How Tomi compares to MetaMask, Phantom, and other wallets
MetaMask and Phantom are excellent wallet apps focused primarily on wallet functionality and dApp interaction. Tomi’s ambition is broader: it tries to be a super app where messaging and social features are as central as the wallet. This has several implications:
- Unified experience: Instead of hopping between Messenger/Telegram and a wallet, Tomi keeps messages, groups, and crypto operations in a single interface.
- Creator-first tools: Native monetization (paid channels, tipping, subscriptions) is built into the social layer, whereas most wallets lack this social and monetization layer.
- AI features: Voice-driven wallet operations and context-aware AI are distinguishing features that many standard wallets don’t offer yet.
That said, Tomi is still early-stage compared to established wallets and wallets integrated into browser ecosystems. Users who require advanced dApp interactions or desktop browser plugins may still rely on specialized wallets for those use cases.
Limitations and things to watch
Tomi has a lot of promise but also a few realistic limitations and open questions:
- Early ecosystem: The user base and integrated apps are still growing. Some desired communities or dApps may not be present yet.
- On-chain realities: All payments are on-chain, so users must be mindful of transaction costs, network congestion, and token approvals.
- Regulatory and business model risks: Monetization and referral mechanics are subject to change as the platform scales and faces regulatory scrutiny.
- Security trade-offs: Convenience features like voice commands are great for usability but require careful implementation to avoid accidental transfers. The AI-based error prevention is useful but users should still verify transaction details manually for large transfers.
Roadmap and what’s next
The Tomi team has signaled a roadmap that includes decentralized DNS, Tomi Access, a growing suite of mini-apps, and governance via a DAO. If those elements arrive as planned, Tomi could become more decentralized and open while expanding the set of features creators and users rely on.
Who should try Tomi?
Tomi will appeal to several groups:
- Creators and community builders who want frictionless monetization and a unified space for fans to interact and pay.
- Casual crypto users who prefer a simple, privacy-first onboarding without email or phone verification.
- Mobile-first users who want wallet operations embedded in their messaging experience and who value voice-driven interactions.
- Early web3 testers who want to experiment with integrated dApps, NFT marketplaces, and referral economics rather than trading tokens speculatively.
How to get started: practical steps
- Download Tomi from your mobile app store.

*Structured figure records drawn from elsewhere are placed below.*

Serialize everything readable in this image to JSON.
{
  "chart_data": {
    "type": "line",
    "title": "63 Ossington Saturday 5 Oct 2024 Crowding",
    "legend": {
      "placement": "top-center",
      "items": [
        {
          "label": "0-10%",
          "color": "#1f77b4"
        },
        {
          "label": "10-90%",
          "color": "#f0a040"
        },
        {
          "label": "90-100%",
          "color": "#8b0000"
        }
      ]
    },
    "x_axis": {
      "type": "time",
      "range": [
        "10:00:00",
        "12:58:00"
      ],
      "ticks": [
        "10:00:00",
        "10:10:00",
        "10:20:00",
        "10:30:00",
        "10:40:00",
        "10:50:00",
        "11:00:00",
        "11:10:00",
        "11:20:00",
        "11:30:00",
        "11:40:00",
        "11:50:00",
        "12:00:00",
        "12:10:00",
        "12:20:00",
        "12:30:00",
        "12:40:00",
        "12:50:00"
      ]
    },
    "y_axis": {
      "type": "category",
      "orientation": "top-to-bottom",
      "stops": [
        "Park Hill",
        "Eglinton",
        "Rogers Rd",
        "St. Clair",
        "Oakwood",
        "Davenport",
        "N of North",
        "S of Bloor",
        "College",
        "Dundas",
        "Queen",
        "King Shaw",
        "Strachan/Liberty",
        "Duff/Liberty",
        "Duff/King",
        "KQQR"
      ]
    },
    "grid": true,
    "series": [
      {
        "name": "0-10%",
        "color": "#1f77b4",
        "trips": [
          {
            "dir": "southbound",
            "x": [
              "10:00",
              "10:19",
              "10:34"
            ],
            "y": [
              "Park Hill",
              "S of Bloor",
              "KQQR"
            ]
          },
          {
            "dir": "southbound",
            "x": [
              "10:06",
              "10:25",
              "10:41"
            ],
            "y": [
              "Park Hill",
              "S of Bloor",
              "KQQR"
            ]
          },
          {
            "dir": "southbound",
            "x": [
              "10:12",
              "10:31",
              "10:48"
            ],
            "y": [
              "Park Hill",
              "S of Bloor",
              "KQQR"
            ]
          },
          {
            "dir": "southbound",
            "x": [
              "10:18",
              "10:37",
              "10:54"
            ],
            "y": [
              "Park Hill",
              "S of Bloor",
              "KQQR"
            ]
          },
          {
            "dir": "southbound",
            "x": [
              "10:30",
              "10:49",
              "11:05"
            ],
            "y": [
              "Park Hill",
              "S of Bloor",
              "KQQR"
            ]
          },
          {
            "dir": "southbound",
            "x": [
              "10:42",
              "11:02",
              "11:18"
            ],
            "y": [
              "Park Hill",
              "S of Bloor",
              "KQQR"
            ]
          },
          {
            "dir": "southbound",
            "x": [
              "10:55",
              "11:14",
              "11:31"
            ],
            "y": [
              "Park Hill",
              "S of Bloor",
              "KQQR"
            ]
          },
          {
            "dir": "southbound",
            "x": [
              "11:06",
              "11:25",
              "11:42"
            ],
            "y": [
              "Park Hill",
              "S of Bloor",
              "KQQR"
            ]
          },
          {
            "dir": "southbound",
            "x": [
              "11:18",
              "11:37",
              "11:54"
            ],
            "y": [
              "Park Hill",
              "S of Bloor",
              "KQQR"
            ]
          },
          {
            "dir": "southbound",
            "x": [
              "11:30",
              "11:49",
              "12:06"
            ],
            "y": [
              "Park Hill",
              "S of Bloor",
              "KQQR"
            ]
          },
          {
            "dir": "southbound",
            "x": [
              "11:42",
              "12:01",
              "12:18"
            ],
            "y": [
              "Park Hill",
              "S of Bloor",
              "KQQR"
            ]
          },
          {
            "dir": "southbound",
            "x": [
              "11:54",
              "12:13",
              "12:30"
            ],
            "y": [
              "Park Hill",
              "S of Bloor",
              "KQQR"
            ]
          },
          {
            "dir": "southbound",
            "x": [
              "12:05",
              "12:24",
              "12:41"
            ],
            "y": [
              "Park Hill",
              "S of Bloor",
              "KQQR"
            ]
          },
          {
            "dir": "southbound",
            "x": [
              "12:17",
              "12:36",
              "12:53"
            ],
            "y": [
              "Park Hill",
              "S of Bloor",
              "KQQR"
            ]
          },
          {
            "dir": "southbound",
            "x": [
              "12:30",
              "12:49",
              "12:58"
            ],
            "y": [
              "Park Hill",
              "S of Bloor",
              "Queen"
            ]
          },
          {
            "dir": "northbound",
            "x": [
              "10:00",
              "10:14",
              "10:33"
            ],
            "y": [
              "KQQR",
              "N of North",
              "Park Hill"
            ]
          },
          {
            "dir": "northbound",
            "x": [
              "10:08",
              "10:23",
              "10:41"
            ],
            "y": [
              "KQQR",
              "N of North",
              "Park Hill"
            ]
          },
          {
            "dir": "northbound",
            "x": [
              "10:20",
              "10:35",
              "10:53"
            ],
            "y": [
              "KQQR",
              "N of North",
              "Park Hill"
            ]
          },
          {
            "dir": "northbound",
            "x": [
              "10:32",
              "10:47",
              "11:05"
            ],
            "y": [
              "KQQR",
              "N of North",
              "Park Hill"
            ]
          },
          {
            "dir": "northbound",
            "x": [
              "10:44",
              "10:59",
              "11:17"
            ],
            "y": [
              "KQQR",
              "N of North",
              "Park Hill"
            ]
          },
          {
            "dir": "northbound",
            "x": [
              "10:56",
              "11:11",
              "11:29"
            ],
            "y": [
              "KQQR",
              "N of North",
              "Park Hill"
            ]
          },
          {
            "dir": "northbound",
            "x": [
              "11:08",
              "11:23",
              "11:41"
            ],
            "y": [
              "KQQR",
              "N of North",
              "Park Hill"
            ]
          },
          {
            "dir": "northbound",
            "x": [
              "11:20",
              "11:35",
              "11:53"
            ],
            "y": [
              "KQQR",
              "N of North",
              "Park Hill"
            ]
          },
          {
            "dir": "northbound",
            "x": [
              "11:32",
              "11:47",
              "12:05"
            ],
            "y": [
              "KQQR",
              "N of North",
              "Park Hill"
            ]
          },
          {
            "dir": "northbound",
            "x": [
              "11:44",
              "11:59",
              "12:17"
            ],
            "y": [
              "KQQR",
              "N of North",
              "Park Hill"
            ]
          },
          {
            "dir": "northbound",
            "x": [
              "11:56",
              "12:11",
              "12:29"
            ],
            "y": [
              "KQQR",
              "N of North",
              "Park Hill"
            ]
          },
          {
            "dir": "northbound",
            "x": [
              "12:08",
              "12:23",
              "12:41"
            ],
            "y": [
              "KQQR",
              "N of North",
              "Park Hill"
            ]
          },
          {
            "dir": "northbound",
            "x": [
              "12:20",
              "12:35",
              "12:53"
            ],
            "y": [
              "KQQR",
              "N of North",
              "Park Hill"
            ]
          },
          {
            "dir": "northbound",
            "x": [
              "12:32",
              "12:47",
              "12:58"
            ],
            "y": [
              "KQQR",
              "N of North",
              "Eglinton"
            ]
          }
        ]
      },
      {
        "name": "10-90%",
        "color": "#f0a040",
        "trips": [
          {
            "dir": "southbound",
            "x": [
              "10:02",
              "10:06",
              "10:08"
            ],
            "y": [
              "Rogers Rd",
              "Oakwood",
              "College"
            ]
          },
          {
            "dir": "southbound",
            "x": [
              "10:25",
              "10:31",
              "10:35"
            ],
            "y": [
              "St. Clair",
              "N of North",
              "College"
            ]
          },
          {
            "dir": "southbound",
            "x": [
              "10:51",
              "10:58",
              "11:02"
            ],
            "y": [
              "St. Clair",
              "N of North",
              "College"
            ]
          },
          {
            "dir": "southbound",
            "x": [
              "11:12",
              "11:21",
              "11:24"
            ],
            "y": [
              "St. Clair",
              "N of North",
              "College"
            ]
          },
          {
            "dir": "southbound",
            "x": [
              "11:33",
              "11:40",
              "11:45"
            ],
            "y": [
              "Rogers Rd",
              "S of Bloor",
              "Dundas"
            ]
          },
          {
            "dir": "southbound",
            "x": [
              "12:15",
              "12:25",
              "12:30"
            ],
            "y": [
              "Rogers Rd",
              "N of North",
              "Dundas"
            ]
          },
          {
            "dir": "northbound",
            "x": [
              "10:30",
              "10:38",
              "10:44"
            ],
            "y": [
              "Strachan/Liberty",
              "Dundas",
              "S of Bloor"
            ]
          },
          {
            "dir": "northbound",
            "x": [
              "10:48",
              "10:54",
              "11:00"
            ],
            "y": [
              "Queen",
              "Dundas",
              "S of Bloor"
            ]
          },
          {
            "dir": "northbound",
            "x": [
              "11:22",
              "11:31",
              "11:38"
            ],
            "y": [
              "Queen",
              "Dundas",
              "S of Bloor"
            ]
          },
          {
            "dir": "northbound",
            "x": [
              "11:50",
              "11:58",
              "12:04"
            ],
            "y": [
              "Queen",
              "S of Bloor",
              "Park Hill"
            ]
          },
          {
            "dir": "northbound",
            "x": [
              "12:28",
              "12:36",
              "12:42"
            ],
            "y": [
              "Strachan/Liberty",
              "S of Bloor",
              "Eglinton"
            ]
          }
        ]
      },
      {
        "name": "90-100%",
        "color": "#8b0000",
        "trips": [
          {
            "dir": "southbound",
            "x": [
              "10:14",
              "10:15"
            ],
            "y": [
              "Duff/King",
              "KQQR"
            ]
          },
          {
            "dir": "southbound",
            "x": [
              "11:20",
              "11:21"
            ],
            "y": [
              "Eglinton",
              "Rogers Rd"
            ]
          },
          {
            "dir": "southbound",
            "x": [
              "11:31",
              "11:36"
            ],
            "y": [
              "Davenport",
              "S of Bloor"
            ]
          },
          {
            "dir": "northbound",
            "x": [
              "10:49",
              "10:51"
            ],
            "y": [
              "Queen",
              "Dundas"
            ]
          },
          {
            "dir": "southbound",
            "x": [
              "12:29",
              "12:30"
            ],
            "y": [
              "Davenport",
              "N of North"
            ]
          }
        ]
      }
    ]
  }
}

- Claim a username (this is your identity—claim it early).
- Set a passcode and back up any seed phrase or recovery details provided—store them offline if possible.
- Explore the wallet dashboard to view tokens, NFTs, and mini-apps.
- Create a channel or group if you’re a creator, set access controls or subscription tiers, and share invite links.
- Try a small on-chain transaction inside chat to experience native payments—remember to hold enough gas for the network.
Conclusion: is Tomi the next super app?
Tomi brings together private messaging, multi-chain payments, and creator monetization into a single mobile-first experience. The app’s focus on privacy, self-custody, multi-profile support, AI-driven features, and native monetization sets it apart from traditional wallets and messenger apps. While the ecosystem is still early and adoption will determine how quickly it grows, Tomi is worth watching—and testing—if you’re interested in a new approach to combining money and conversations in Web3.
Tomi — where money chats.
For creators and community builders looking to stop bouncing between apps and to start monetizing directly inside their communities, Tomi may represent an important step forward. For everyday crypto users, it offers convenience and privacy without sacrificing on-chain control. As with any self-custodial product, users should prioritize secure backups and start with small transactions until they fully understand the app’s flows.